HHS acquisition expert to blockchain doubters: ‘You are very close to being irrelevant’
Jose Arrieta knows there are perhaps more than a few detractors of the emerging technology work his team is doing at the Department of Health and Human Services, but he thinks they will soon be an endangered species.
HHS’s associate deputy assistant secretary for acquisition minced no words Friday when talking about the ReImagine HHS initiative, saying that the mix of artificial intelligence, blockchain and machine learning is the wave of a not-too-distant future that federal tech executives need to get on board with.
“For the federal chief technology officers, the federal chief information officers that don’t stand up on a stage and say that this technology won’t work and kind of post little things at night on Facebook or Twitter saying they actually disagree with this capability, you are very close being irrelevant,” he said. “Because when we get this [authority to operate], you will be irrelevant.”
Detailing the project at the General Services Administration’s Future Services Now conference Friday, Arrieta confidently touted the work his team had done in deploying emerging technology to try and make acquisition processes more efficient.
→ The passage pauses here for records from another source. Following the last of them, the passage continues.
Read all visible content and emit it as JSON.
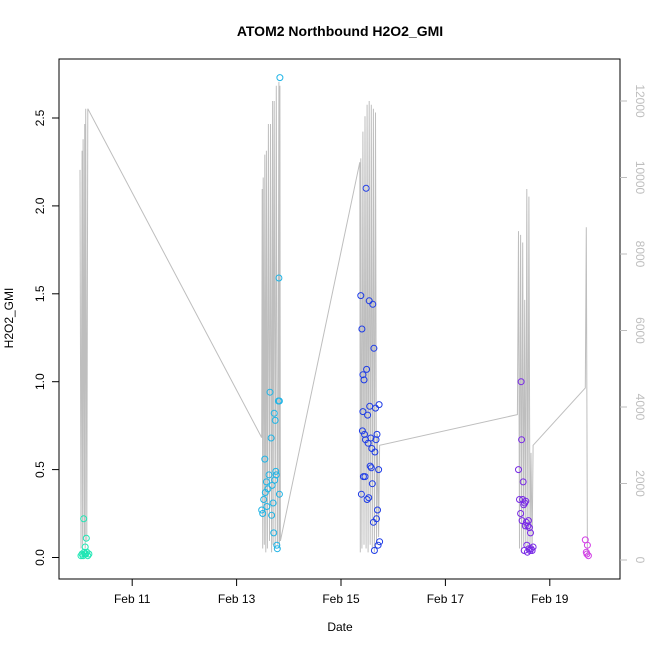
{
  "chart_data": {
    "type": "scatter",
    "title": "ATOM2 Northbound H2O2_GMI",
    "xlabel": "Date",
    "ylabel": "H2O2_GMI",
    "x_unit": "date (2017, fractional day of February)",
    "xlim": [
      10.0,
      20.0
    ],
    "ylim": [
      0.0,
      2.72
    ],
    "x_ticks": [
      11,
      13,
      15,
      17,
      19
    ],
    "x_tick_labels": [
      "Feb 11",
      "Feb 13",
      "Feb 15",
      "Feb 17",
      "Feb 19"
    ],
    "y_ticks": [
      0.0,
      0.5,
      1.0,
      1.5,
      2.0,
      2.5
    ],
    "y_tick_labels": [
      "0.0",
      "0.5",
      "1.0",
      "1.5",
      "2.0",
      "2.5"
    ],
    "y2_ticks": [
      0,
      2000,
      4000,
      6000,
      8000,
      10000,
      12000
    ],
    "y2_tick_labels": [
      "0",
      "2000",
      "4000",
      "6000",
      "8000",
      "10000",
      "12000"
    ],
    "y2lim": [
      0,
      12500
    ],
    "grid": false,
    "legend": "none",
    "colors": {
      "background": "#ffffff",
      "axis": "#000000",
      "secondary_axis": "#bebebe",
      "altitude_line": "#bebebe"
    },
    "points": [
      {
        "x": 10.02,
        "y": 0.01,
        "color": "#1ee6b4"
      },
      {
        "x": 10.04,
        "y": 0.02,
        "color": "#1ee6b4"
      },
      {
        "x": 10.06,
        "y": 0.01,
        "color": "#1ee6b4"
      },
      {
        "x": 10.07,
        "y": 0.22,
        "color": "#1ee6b4"
      },
      {
        "x": 10.08,
        "y": 0.03,
        "color": "#1ee6b4"
      },
      {
        "x": 10.09,
        "y": 0.02,
        "color": "#1ee6b4"
      },
      {
        "x": 10.1,
        "y": 0.06,
        "color": "#1ee6b4"
      },
      {
        "x": 10.11,
        "y": 0.02,
        "color": "#1ee6b4"
      },
      {
        "x": 10.12,
        "y": 0.11,
        "color": "#1ee6b4"
      },
      {
        "x": 10.13,
        "y": 0.03,
        "color": "#1ee6b4"
      },
      {
        "x": 10.15,
        "y": 0.01,
        "color": "#1ee6b4"
      },
      {
        "x": 10.17,
        "y": 0.02,
        "color": "#1ee6b4"
      },
      {
        "x": 13.48,
        "y": 0.27,
        "color": "#1eb4e6"
      },
      {
        "x": 13.5,
        "y": 0.25,
        "color": "#1eb4e6"
      },
      {
        "x": 13.52,
        "y": 0.33,
        "color": "#1eb4e6"
      },
      {
        "x": 13.54,
        "y": 0.56,
        "color": "#1eb4e6"
      },
      {
        "x": 13.55,
        "y": 0.37,
        "color": "#1eb4e6"
      },
      {
        "x": 13.57,
        "y": 0.43,
        "color": "#1eb4e6"
      },
      {
        "x": 13.58,
        "y": 0.29,
        "color": "#1eb4e6"
      },
      {
        "x": 13.6,
        "y": 0.39,
        "color": "#1eb4e6"
      },
      {
        "x": 13.62,
        "y": 0.47,
        "color": "#1eb4e6"
      },
      {
        "x": 13.64,
        "y": 0.94,
        "color": "#1eb4e6"
      },
      {
        "x": 13.66,
        "y": 0.68,
        "color": "#1eb4e6"
      },
      {
        "x": 13.67,
        "y": 0.24,
        "color": "#1eb4e6"
      },
      {
        "x": 13.68,
        "y": 0.41,
        "color": "#1eb4e6"
      },
      {
        "x": 13.7,
        "y": 0.31,
        "color": "#1eb4e6"
      },
      {
        "x": 13.71,
        "y": 0.14,
        "color": "#1eb4e6"
      },
      {
        "x": 13.72,
        "y": 0.82,
        "color": "#1eb4e6"
      },
      {
        "x": 13.73,
        "y": 0.44,
        "color": "#1eb4e6"
      },
      {
        "x": 13.74,
        "y": 0.78,
        "color": "#1eb4e6"
      },
      {
        "x": 13.75,
        "y": 0.49,
        "color": "#1eb4e6"
      },
      {
        "x": 13.76,
        "y": 0.47,
        "color": "#1eb4e6"
      },
      {
        "x": 13.77,
        "y": 0.07,
        "color": "#1eb4e6"
      },
      {
        "x": 13.78,
        "y": 0.05,
        "color": "#1eb4e6"
      },
      {
        "x": 13.8,
        "y": 0.89,
        "color": "#1eb4e6"
      },
      {
        "x": 13.81,
        "y": 1.59,
        "color": "#1eb4e6"
      },
      {
        "x": 13.82,
        "y": 0.89,
        "color": "#1eb4e6"
      },
      {
        "x": 13.82,
        "y": 0.36,
        "color": "#1eb4e6"
      },
      {
        "x": 13.83,
        "y": 2.73,
        "color": "#1eb4e6"
      },
      {
        "x": 15.38,
        "y": 1.49,
        "color": "#1e3ce6"
      },
      {
        "x": 15.39,
        "y": 0.36,
        "color": "#1e3ce6"
      },
      {
        "x": 15.4,
        "y": 1.3,
        "color": "#1e3ce6"
      },
      {
        "x": 15.41,
        "y": 0.72,
        "color": "#1e3ce6"
      },
      {
        "x": 15.42,
        "y": 1.04,
        "color": "#1e3ce6"
      },
      {
        "x": 15.42,
        "y": 0.83,
        "color": "#1e3ce6"
      },
      {
        "x": 15.43,
        "y": 0.46,
        "color": "#1e3ce6"
      },
      {
        "x": 15.44,
        "y": 1.01,
        "color": "#1e3ce6"
      },
      {
        "x": 15.45,
        "y": 0.7,
        "color": "#1e3ce6"
      },
      {
        "x": 15.46,
        "y": 0.46,
        "color": "#1e3ce6"
      },
      {
        "x": 15.47,
        "y": 0.67,
        "color": "#1e3ce6"
      },
      {
        "x": 15.48,
        "y": 2.1,
        "color": "#1e3ce6"
      },
      {
        "x": 15.49,
        "y": 1.07,
        "color": "#1e3ce6"
      },
      {
        "x": 15.5,
        "y": 0.33,
        "color": "#1e3ce6"
      },
      {
        "x": 15.51,
        "y": 0.81,
        "color": "#1e3ce6"
      },
      {
        "x": 15.52,
        "y": 0.65,
        "color": "#1e3ce6"
      },
      {
        "x": 15.53,
        "y": 0.34,
        "color": "#1e3ce6"
      },
      {
        "x": 15.54,
        "y": 1.46,
        "color": "#1e3ce6"
      },
      {
        "x": 15.55,
        "y": 0.86,
        "color": "#1e3ce6"
      },
      {
        "x": 15.56,
        "y": 0.52,
        "color": "#1e3ce6"
      },
      {
        "x": 15.57,
        "y": 0.68,
        "color": "#1e3ce6"
      },
      {
        "x": 15.58,
        "y": 0.51,
        "color": "#1e3ce6"
      },
      {
        "x": 15.59,
        "y": 0.62,
        "color": "#1e3ce6"
      },
      {
        "x": 15.6,
        "y": 0.42,
        "color": "#1e3ce6"
      },
      {
        "x": 15.61,
        "y": 1.44,
        "color": "#1e3ce6"
      },
      {
        "x": 15.62,
        "y": 0.2,
        "color": "#1e3ce6"
      },
      {
        "x": 15.63,
        "y": 1.19,
        "color": "#1e3ce6"
      },
      {
        "x": 15.64,
        "y": 0.04,
        "color": "#1e3ce6"
      },
      {
        "x": 15.65,
        "y": 0.6,
        "color": "#1e3ce6"
      },
      {
        "x": 15.66,
        "y": 0.85,
        "color": "#1e3ce6"
      },
      {
        "x": 15.67,
        "y": 0.67,
        "color": "#1e3ce6"
      },
      {
        "x": 15.68,
        "y": 0.22,
        "color": "#1e3ce6"
      },
      {
        "x": 15.69,
        "y": 0.7,
        "color": "#1e3ce6"
      },
      {
        "x": 15.7,
        "y": 0.27,
        "color": "#1e3ce6"
      },
      {
        "x": 15.71,
        "y": 0.07,
        "color": "#1e3ce6"
      },
      {
        "x": 15.72,
        "y": 0.5,
        "color": "#1e3ce6"
      },
      {
        "x": 15.73,
        "y": 0.87,
        "color": "#1e3ce6"
      },
      {
        "x": 15.74,
        "y": 0.09,
        "color": "#1e3ce6"
      },
      {
        "x": 18.4,
        "y": 0.5,
        "color": "#7828e6"
      },
      {
        "x": 18.42,
        "y": 0.33,
        "color": "#7828e6"
      },
      {
        "x": 18.44,
        "y": 0.25,
        "color": "#7828e6"
      },
      {
        "x": 18.45,
        "y": 1.0,
        "color": "#7828e6"
      },
      {
        "x": 18.46,
        "y": 0.67,
        "color": "#7828e6"
      },
      {
        "x": 18.47,
        "y": 0.21,
        "color": "#7828e6"
      },
      {
        "x": 18.48,
        "y": 0.33,
        "color": "#7828e6"
      },
      {
        "x": 18.49,
        "y": 0.43,
        "color": "#7828e6"
      },
      {
        "x": 18.5,
        "y": 0.3,
        "color": "#7828e6"
      },
      {
        "x": 18.51,
        "y": 0.04,
        "color": "#7828e6"
      },
      {
        "x": 18.52,
        "y": 0.31,
        "color": "#7828e6"
      },
      {
        "x": 18.53,
        "y": 0.18,
        "color": "#7828e6"
      },
      {
        "x": 18.54,
        "y": 0.32,
        "color": "#7828e6"
      },
      {
        "x": 18.55,
        "y": 0.2,
        "color": "#7828e6"
      },
      {
        "x": 18.56,
        "y": 0.07,
        "color": "#7828e6"
      },
      {
        "x": 18.57,
        "y": 0.03,
        "color": "#7828e6"
      },
      {
        "x": 18.58,
        "y": 0.18,
        "color": "#7828e6"
      },
      {
        "x": 18.59,
        "y": 0.21,
        "color": "#7828e6"
      },
      {
        "x": 18.6,
        "y": 0.05,
        "color": "#7828e6"
      },
      {
        "x": 18.61,
        "y": 0.17,
        "color": "#7828e6"
      },
      {
        "x": 18.62,
        "y": 0.04,
        "color": "#7828e6"
      },
      {
        "x": 18.63,
        "y": 0.14,
        "color": "#7828e6"
      },
      {
        "x": 18.64,
        "y": 0.05,
        "color": "#7828e6"
      },
      {
        "x": 18.66,
        "y": 0.04,
        "color": "#7828e6"
      },
      {
        "x": 18.68,
        "y": 0.06,
        "color": "#7828e6"
      },
      {
        "x": 19.68,
        "y": 0.1,
        "color": "#d23ce6"
      },
      {
        "x": 19.7,
        "y": 0.03,
        "color": "#d23ce6"
      },
      {
        "x": 19.71,
        "y": 0.02,
        "color": "#d23ce6"
      },
      {
        "x": 19.72,
        "y": 0.07,
        "color": "#d23ce6"
      },
      {
        "x": 19.74,
        "y": 0.01,
        "color": "#d23ce6"
      }
    ],
    "altitude_series": {
      "axis": "right",
      "x": [
        10.0,
        10.02,
        10.04,
        10.05,
        10.06,
        10.08,
        10.09,
        10.1,
        10.11,
        10.13,
        10.15,
        13.48,
        13.49,
        13.5,
        13.51,
        13.53,
        13.54,
        13.56,
        13.57,
        13.59,
        13.61,
        13.63,
        13.65,
        13.67,
        13.69,
        13.7,
        13.72,
        13.74,
        13.76,
        13.78,
        13.79,
        13.81,
        13.82,
        13.83,
        13.84,
        15.36,
        15.37,
        15.38,
        15.4,
        15.42,
        15.44,
        15.46,
        15.48,
        15.5,
        15.52,
        15.54,
        15.56,
        15.58,
        15.6,
        15.62,
        15.64,
        15.66,
        15.68,
        15.7,
        15.72,
        15.74,
        18.38,
        18.4,
        18.42,
        18.44,
        18.46,
        18.48,
        18.5,
        18.52,
        18.54,
        18.56,
        18.58,
        18.6,
        18.62,
        18.64,
        18.66,
        18.68,
        19.68,
        19.7,
        19.72
      ],
      "y": [
        10200,
        300,
        10700,
        400,
        11000,
        600,
        11400,
        300,
        11800,
        500,
        11800,
        3200,
        9700,
        300,
        10000,
        400,
        10600,
        200,
        10700,
        300,
        11400,
        500,
        11400,
        200,
        12000,
        400,
        12000,
        300,
        12400,
        500,
        400,
        12500,
        300,
        12400,
        500,
        10400,
        200,
        10500,
        300,
        11200,
        400,
        11600,
        300,
        11900,
        200,
        12000,
        400,
        11900,
        300,
        11800,
        200,
        11700,
        400,
        3300,
        600,
        3000,
        3800,
        8600,
        300,
        8500,
        200,
        8300,
        400,
        6800,
        300,
        9700,
        200,
        9500,
        400,
        2800,
        300,
        3000,
        4500,
        8700,
        100
      ]
    }
  }
}
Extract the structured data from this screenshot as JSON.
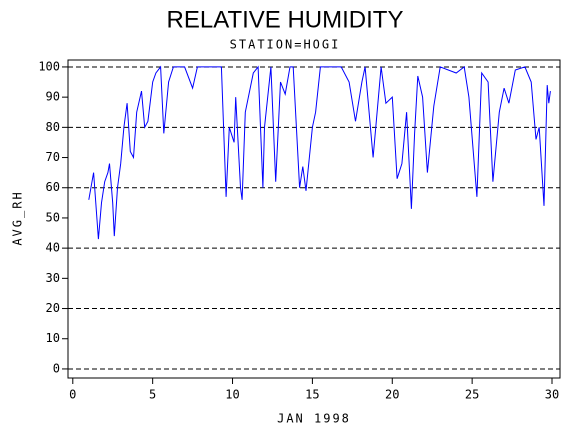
{
  "chart_data": {
    "type": "line",
    "title": "RELATIVE HUMIDITY",
    "subtitle": "STATION=HOGI",
    "x_label": "JAN 1998",
    "y_label": "AVG_RH",
    "x": [
      1.0,
      1.3,
      1.6,
      1.8,
      2.0,
      2.2,
      2.3,
      2.5,
      2.6,
      2.8,
      3.0,
      3.2,
      3.4,
      3.6,
      3.8,
      4.0,
      4.3,
      4.5,
      4.7,
      5.0,
      5.2,
      5.5,
      5.7,
      6.0,
      6.3,
      7.0,
      7.5,
      7.8,
      8.3,
      9.3,
      9.6,
      9.8,
      10.1,
      10.2,
      10.5,
      10.6,
      10.8,
      11.3,
      11.6,
      11.9,
      12.0,
      12.4,
      12.7,
      13.0,
      13.3,
      13.6,
      13.8,
      14.2,
      14.4,
      14.6,
      15.0,
      15.2,
      15.5,
      16.8,
      17.3,
      17.7,
      18.1,
      18.3,
      18.8,
      19.1,
      19.3,
      19.6,
      20.0,
      20.3,
      20.6,
      20.9,
      21.2,
      21.4,
      21.6,
      21.9,
      22.2,
      22.6,
      23.0,
      24.0,
      24.5,
      24.8,
      25.3,
      25.6,
      26.0,
      26.3,
      26.7,
      27.0,
      27.3,
      27.7,
      28.3,
      28.7,
      29.0,
      29.2,
      29.5,
      29.7,
      29.8,
      29.9
    ],
    "series": [
      {
        "name": "AVG_RH",
        "color": "#0000ff",
        "values": [
          56,
          65,
          43,
          55,
          62,
          65,
          68,
          55,
          44,
          60,
          68,
          80,
          88,
          72,
          70,
          85,
          92,
          80,
          82,
          95,
          98,
          100,
          78,
          95,
          100,
          100,
          93,
          100,
          100,
          100,
          57,
          80,
          75,
          90,
          60,
          56,
          85,
          98,
          100,
          60,
          80,
          100,
          62,
          95,
          91,
          100,
          100,
          60,
          67,
          59,
          80,
          85,
          100,
          100,
          95,
          82,
          95,
          100,
          70,
          88,
          100,
          88,
          90,
          63,
          68,
          85,
          53,
          78,
          97,
          90,
          65,
          87,
          100,
          98,
          100,
          90,
          57,
          98,
          95,
          62,
          85,
          93,
          88,
          99,
          100,
          95,
          76,
          80,
          54,
          94,
          88,
          92
        ]
      }
    ],
    "xlim": [
      -0.3,
      30.5
    ],
    "xticks": [
      0,
      5,
      10,
      15,
      20,
      25,
      30
    ],
    "ylim": [
      -3,
      102.3
    ],
    "yticks": [
      0,
      10,
      20,
      30,
      40,
      50,
      60,
      70,
      80,
      90,
      100
    ],
    "grid_values": [
      0,
      20,
      40,
      60,
      80,
      100
    ]
  }
}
The ReImagine HHS initiative has been testing the microservices with static data sets following its standup in March. If it can obtain a full ATO, which HHS officials are targeting for next month, it can start using live data sets from across the enterprise.
When that happens, Arrieta envisions that stakeholders will be able to drive cost-saving efficiencies on the backs of microservices they design, leveraging structured data from across the enterprise.
“We are inverting the function of acquisition,” he said. “We’re creating a standardized data set and we are decentralizing operations. It’s really expensive to standardize processes. It’s really costly and takes a lot of training to standardize every one and say, ‘You will do business this way.’ It’s much easier to standardize around data.”
Because machine learning algorithms structure the data from across five contract writing systems and upload it to a hyperledger data fabric layer that can be shared across HHS, officials can build cloud-based AI microservices to optimize things like product cost savings and contract terms and conditions.
The beauty, Arrieta said, is that the contract writing systems haven’t been altered, business processes don’t have to be made to fit various federated components and the tools needed to achieve these objectives are currently operating in HHS.
“This is a functioning set of capabilities that exist,” he said. “All the ATO is doing is allowing us to do it with live data instead of static data.”
Following the presentation, Arrieta told FedScoop that the project will continue to have legs because it aligns with the goals of legislation like the Modernizing Government Technology Act by being cloud-based, leveraging emerging technologies, and it increases the agency’s cybersecurity posture with its blockchain application.
And now, he said, it’s starting to draw interest from other corners of government.
“Anybody that asks us to share any information about what we are doing, we are 100 percent open and we share it,” he said. “The U.S. Air Force has asked us to come in and brief them. The U.S. Army, Department of Commerce, the U.S. Agency for International Development. Anyone that asks, we’re totally willing to share with.”
But there are still hurdles, namely the rate of data storage that such a system would consume on a cloud-based platform. That’s why Arrieta said he also wants feedback on where the initiative can improve, especially from its critics.
“It’s a functioning prototype that’s really close to going into production,” he said.